Personnage intéressant que cette Annie qui vivait une vie pépère, qui ne sait plus quoi penser de ce récit qu’on lui donne à lire, sans compter tout ce qui va lui arriver et chambouler sa vie en profondeur, la faisant passer de femme effacée en dragon prêt à tout, limite Agatha Raisin en colère (ou en chaleur), même si elle geint un peu trop à certains moments et qu’on aurait bien envie de la secouer énergiquement.

Il y a une belle évolution dans ce personnage, et dans les autres aussi, notamment le « chat » (vous comprendrez si vous l’avez lu) qui va faire un gros travail sur lui même, ainsi que chez les personnages secondaires qui vont, eux aussi, se révéler au fil des pages, prenant plus de place, évoluant, changeant, nous donnant ensuite une autre donne que celle du départ.

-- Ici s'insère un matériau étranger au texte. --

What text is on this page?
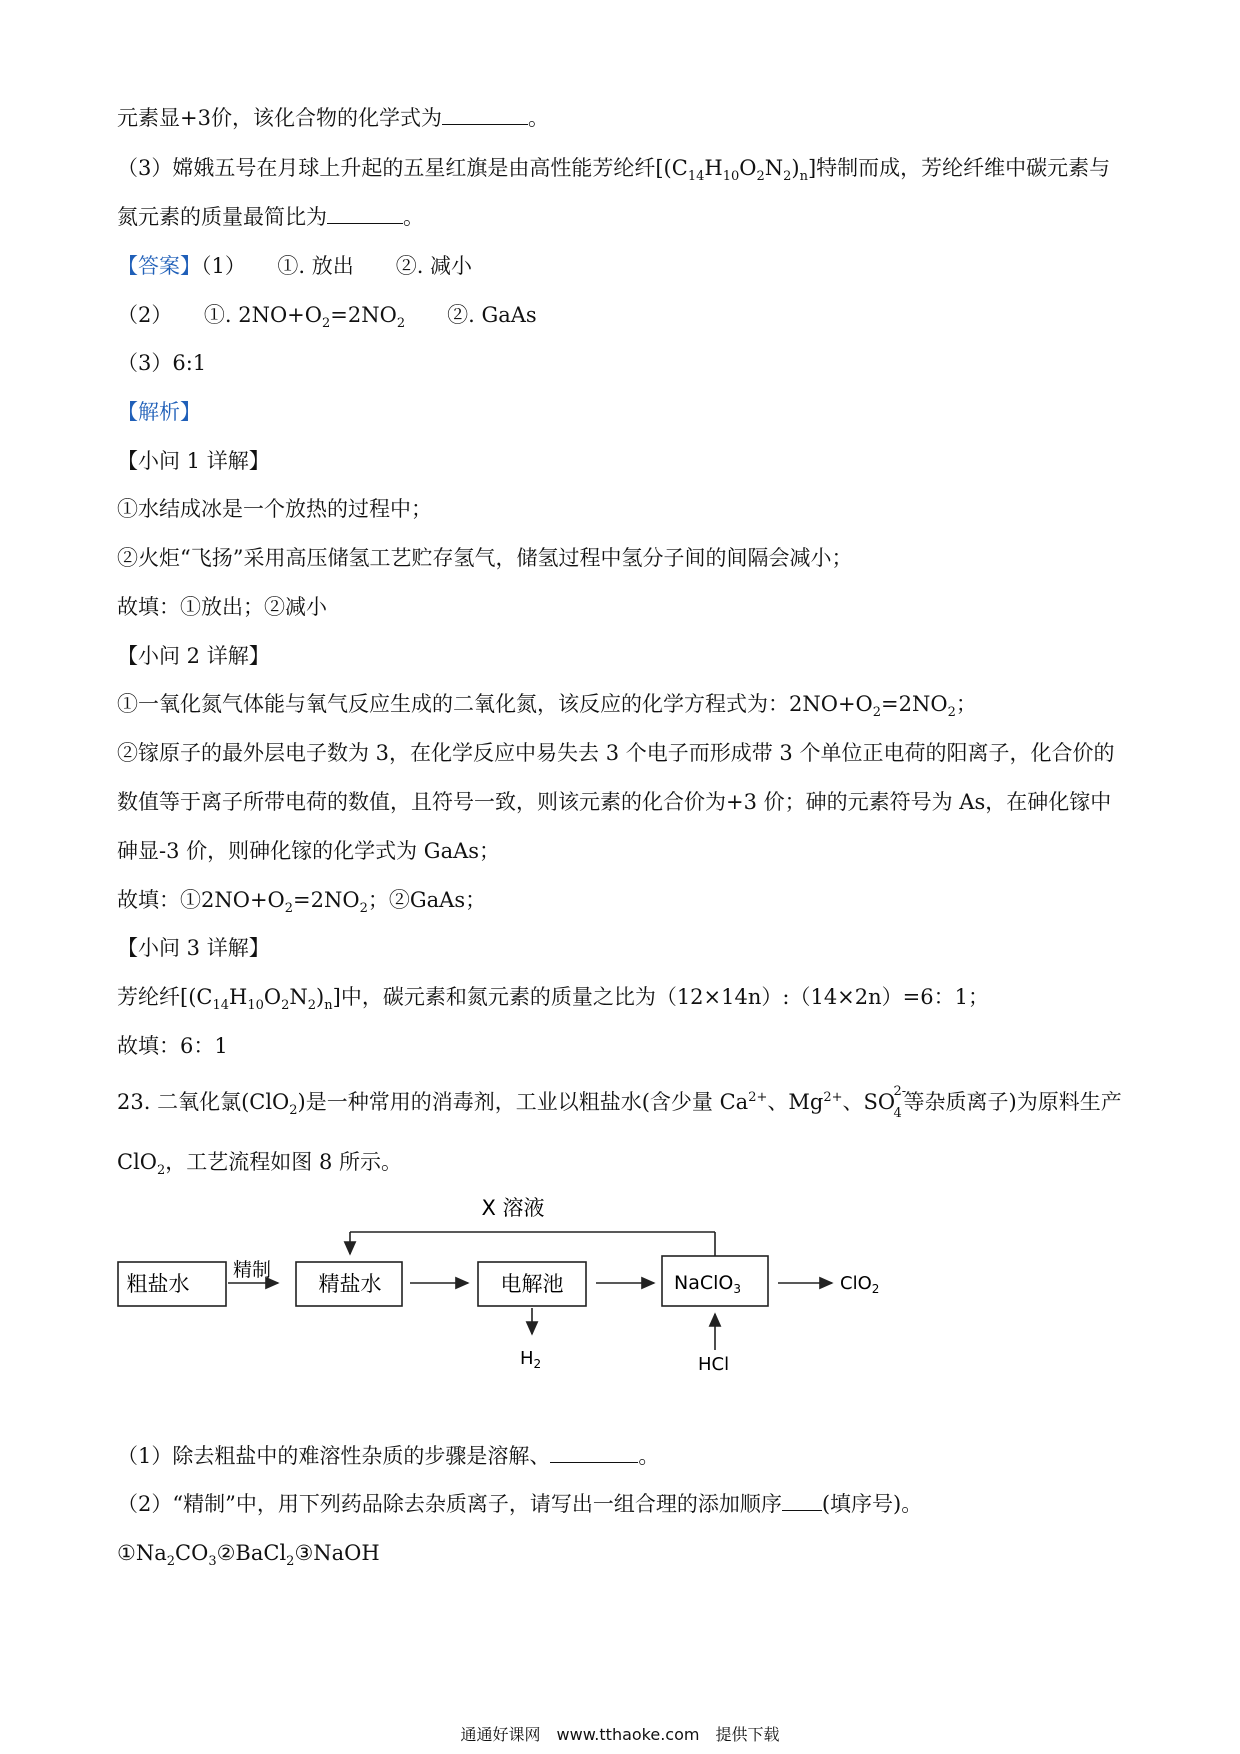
元素显+3价，该化合物的化学式为	。
（3）嫦娥五号在月球上升起的五星红旗是由高性能芳纶纤$[(C_{14}H_{10}O_2N_2)_n]$特制而成，芳纶纤维中碳元素与
氮元素的质量最简比为	。
【答案】（1）　　①. 放出　　②. 减小
（2）　　①. $2NO+O_2=2NO_2$　　②. GaAs
（3）6:1
【解析】
【小问 1 详解】
①水结成冰是一个放热的过程中；
②火炬“飞扬”采用高压储氢工艺贮存氢气，储氢过程中氢分子间的间隔会减小；
故填：①放出；②减小
【小问 2 详解】
①一氧化氮气体能与氧气反应生成的二氧化氮，该反应的化学方程式为：$2NO+O_2=2NO_2$；
②镓原子的最外层电子数为 3，在化学反应中易失去 3 个电子而形成带 3 个单位正电荷的阳离子，化合价的
数值等于离子所带电荷的数值，且符号一致，则该元素的化合价为+3 价；砷的元素符号为 As，在砷化镓中
砷显-3 价，则砷化镓的化学式为 GaAs；
故填：$①2NO+O_2=2NO_2$；②GaAs；
【小问 3 详解】
芳纶纤$[(C_{14}H_{10}O_2N_2)_n]$中，碳元素和氮元素的质量之比为（12×14n）:（14×2n）=6：1；
故填：6：1
23. 二氧化氯(ClO$_2$)是一种常用的消毒剂，工业以粗盐水(含少量 $Ca^{2+}$、$Mg^{2+}$、 SO
2-
4 等杂质离子)为原料生产
ClO$_2$，工艺流程如图 8 所示。
X 溶液
粗盐水
精制
精盐水	电解池
$H_2$
NaClO$_3$
HCl
ClO$_2$
（1）除去粗盐中的难溶性杂质的步骤是溶解、	。
（2）“精制”中，用下列药品除去杂质离子，请写出一组合理的添加顺序 (填序号)。
$①Na_2CO_3②BaCl_2③NaOH$
通通好课网　www.tthaoke.com　提供下载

Si je devais résumer ce livre, je dirais que « La connaissance des livres enrichi les gens » ou « Lire est excellent pour votre santé, quelle qu’elle soit (mangez, bougez) » car le salut viendra des livres et ceux qui ne les aiment pas comme Annie les aime ne comprendront jamais quelle richesse culturelle ils ont eu dans leurs mains.

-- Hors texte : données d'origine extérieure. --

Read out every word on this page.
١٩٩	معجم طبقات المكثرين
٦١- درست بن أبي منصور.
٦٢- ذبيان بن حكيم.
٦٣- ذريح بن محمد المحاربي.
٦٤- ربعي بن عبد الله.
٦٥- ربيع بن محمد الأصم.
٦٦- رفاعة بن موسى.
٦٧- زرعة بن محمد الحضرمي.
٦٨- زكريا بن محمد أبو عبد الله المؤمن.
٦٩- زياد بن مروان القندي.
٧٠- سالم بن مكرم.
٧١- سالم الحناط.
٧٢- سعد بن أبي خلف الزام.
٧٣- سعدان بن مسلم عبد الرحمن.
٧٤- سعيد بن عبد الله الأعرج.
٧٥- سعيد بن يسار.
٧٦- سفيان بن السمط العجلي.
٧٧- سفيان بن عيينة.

Un roman en demi-teinte pour certains passages, hautement émotionnel pour d’autres, une histoire dans l’histoire qui mériterait, à elle seule, de faire l’objet d’un roman car elle a un potentiel explosif et nous parle de l’Amérique sombre, des personnages auxquels on s’attache, même si on rêve parfois de les secouer.

Un roman où l’auteur fera preuve de talent de couturier pour rassembler tous les bouts épars de son récit et en faire une belle redingote, un roman qui, après quelques errements dans les premiers chapitres (qui sont longs et soporifiques), va tout doucement s’imposer à nous au point que, une fois passé la moitié du récit, on n’ait plus envie de le lâcher.

Un final extraordinaire, magnifique, génialissime qui m’a fait sourire jusqu’aux oreilles et même si je m’étais douté d’une chose, je n’avais pas vu les autres. Pan dans ma gueule.

Challenge Thrillers et Polars de Sharon (2018-2019) et Le challenge British Mysteries (Janvier 2018 – décembre 2018) chez My Lou Book.